The Broadcasting Board of Governors (BBG), which manages VOA and RFE/RL, says it's doing the best it can with limited resources. The services plan to focus more heavily on broadcasts in the Middle East, and on Venezuela and North Korea – two countries that have emerged as Bush administration bete noires in recent year.

"We'd like to keep everything, but we can't," said Larry Hart, a spokesman for the BBG. The programming to be cut is on mediumwave or shortwave, not FM, which is what most people listen to in Kazakhstan and Uzbekistan, Hart maintained. BBG polling has shown that in Uzbekistan only 10 percent of the population owns shortwave radios and US programming has been unable to get local stations to pick it up on FM, he said. In Kazakhstan, the cancelled programs have only "a miniscule audience," he said. "There's nobody listening, is what it comes down to."

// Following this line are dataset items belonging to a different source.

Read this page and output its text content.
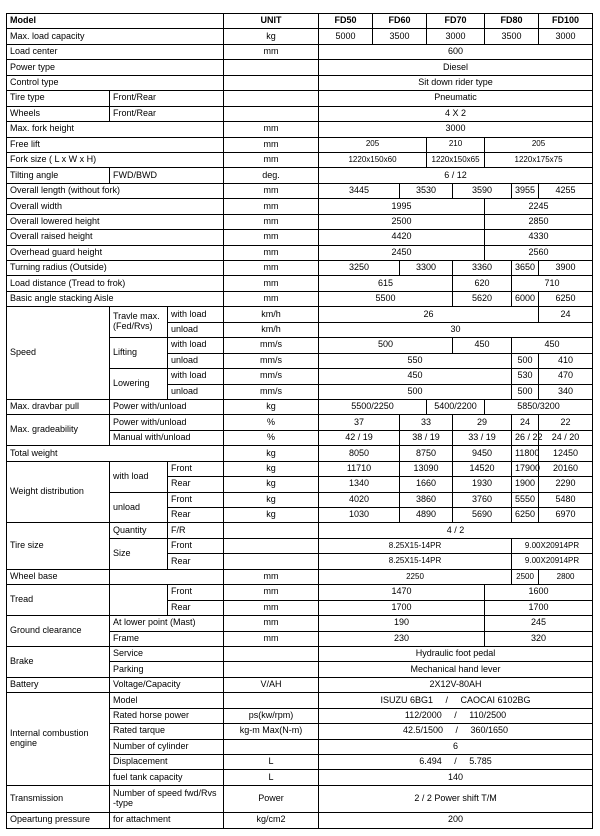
Model			UNIT	FD50	FD60		FD70		FD80		FD100	
Max. load capacity			kg	5000	3500		3000		3500		3000	
Load center			mm	600								
Power type				Diesel								
Control type				Sit down rider type								
Tire type	Front/Rear			Pneumatic								
Wheels	Front/Rear			4 X 2								
Max. fork height			mm	3000								
Free lift			mm	205			210		205			
Fork size ( L x W x H)			mm	1220x150x60			1220x150x65		1220x175x75			
Tilting angle	FWD/BWD		deg.	6 / 12								
Overall length (without fork)			mm	3445		3530		3590		3955	4255	
Overall width			mm	1995					2245			
Overall lowered height			mm	2500					2850			
Overall raised height			mm	4420					4330			
Overhead guard height			mm	2450					2560			
Turning radius (Outside)			mm	3250		3300		3360		3650	3900	
Load distance (Tread to frok)			mm	615				620		710		
Basic angle stacking Aisle			mm	5500				5620		6000	6250	
Speed	Travle max. (Fed/Rvs)	with load	km/h	26							24	
		unload	km/h	30								
	Lifting	with load	mm/s	500				450		450	
		unload	mm/s	550						500	410	
	Lowering	with load	mm/s	450						530	470	
		unload	mm/s	500						500	340	
Max. dravbar pull	Power with/unload		kg	5500/2250			5400/2200		5850/3200			
Max. gradeability	Power with/unload		%	37		33		29		24	22	
	Manual with/unload		%	42 / 19		38 / 19		33 / 19		26 / 22	24 / 20	
Total weight			kg	8050		8750		9450		11800	12450	
Weight distribution	with load	Front	kg	11710		13090		14520		17900	20160	
		Rear	kg	1340		1660		1930		1900	2290	
	unload	Front	kg	4020		3860		3760		5550	5480	
		Rear	kg	1030		4890		5690		6250	6970	
Tire size	Quantity	F/R		4 / 2								
	Size	Front		8.25X15-14PR						9.00X20914PR		
		Rear		8.25X15-14PR						9.00X20914PR		
Wheel base			mm	2250						2500	2800	
Tread		Front	mm	1470					1600			
		Rear	mm	1700					1700			
Ground clearance	At lower point (Mast)		mm	190					245			
	Frame		mm	230					320			
Brake	Service			Hydraulic foot pedal								
	Parking			Mechanical hand lever								
Battery	Voltage/Capacity		V/AH	2X12V-80AH								
Internal combustion engine	Model			ISUZU 6BG1     /     CAOCAI 6102BG								
	Rated horse power		ps(kw/rpm)	112/2000     /     110/2500								
	Rated tarque		kg-m Max(N-m)	42.5/1500     /     360/1650								
	Number of cylinder			6								
	Displacement		L	6.494     /     5.785								
	fuel tank capacity		L	140								
Transmission	Number of speed fwd/Rvs -type		Power	2 / 2 Power shift T/M								
Opeartung pressure	for attachment		kg/cm2	200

But that's not a good enough excuse, countered Lipien. BBG officials should be asking; "OK, if it's true that no one is listening to the programs, then what do we do about it?" Lipien asserted. He noted that in Central Asia local radio stations are likely to be pressured not to run VOA and RFE/RL programs on FM. "You reward that government for shutting down the service – so there's a problem with this sort of logic," he said.

He suggested that there was a lack of political will in Washington to promote the programming in Central Asia. In addition, opinion polling data in Central Asia is notoriously unreliable, thus there is no way to be exactly sure of how many people are listening to American broadcasts, Lipien said. "In a country like Uzbekistan, it's highly unlikely that an average person would admit listening to VOA or RFE," he said.

This is the second time the administration has tried to cut Uzbek-language programming. The 2004 budget cancelled Uzbek programming on VOA, but Congress reinstated the funding – as they could do this time, as well.

The United States is not alone in using polling to determine which services it provides, however. The British Broadcasting Corp. stopped its Kazakh broadcasts in 2005 after determining that its audience in Kazakhstan was only about 30,000 people, said Mike Gardner, a BBC spokesman.

The Uzbekistan Embassy in Washington did not respond to a request for comment. The Kazakhstan Embassy declined to comment.

Bokhodir Choriyev, a US-based Uzbek dissident who last year led a high-profile battle to get his views aired on RFE/RL, supported the decision to stop VOA programming in Uzbek. "Nobody listens to the VOA in Uzbekistan," he said.

But Galima Bukharbayeva, an opposition journalist from Uzbekistan, said that even though she never listened to VOA, she opposed the decision. "It will have a bad impact," she said. "We have so limited sources of independent information. For me it will be sort of a moral loss, we are getting smaller and smaller."

Editor's Note: Joshua Kucera is a Washington, DC,-based freelance writer who specializes in security issues in Central Asia, the Caucasus and the Middle East.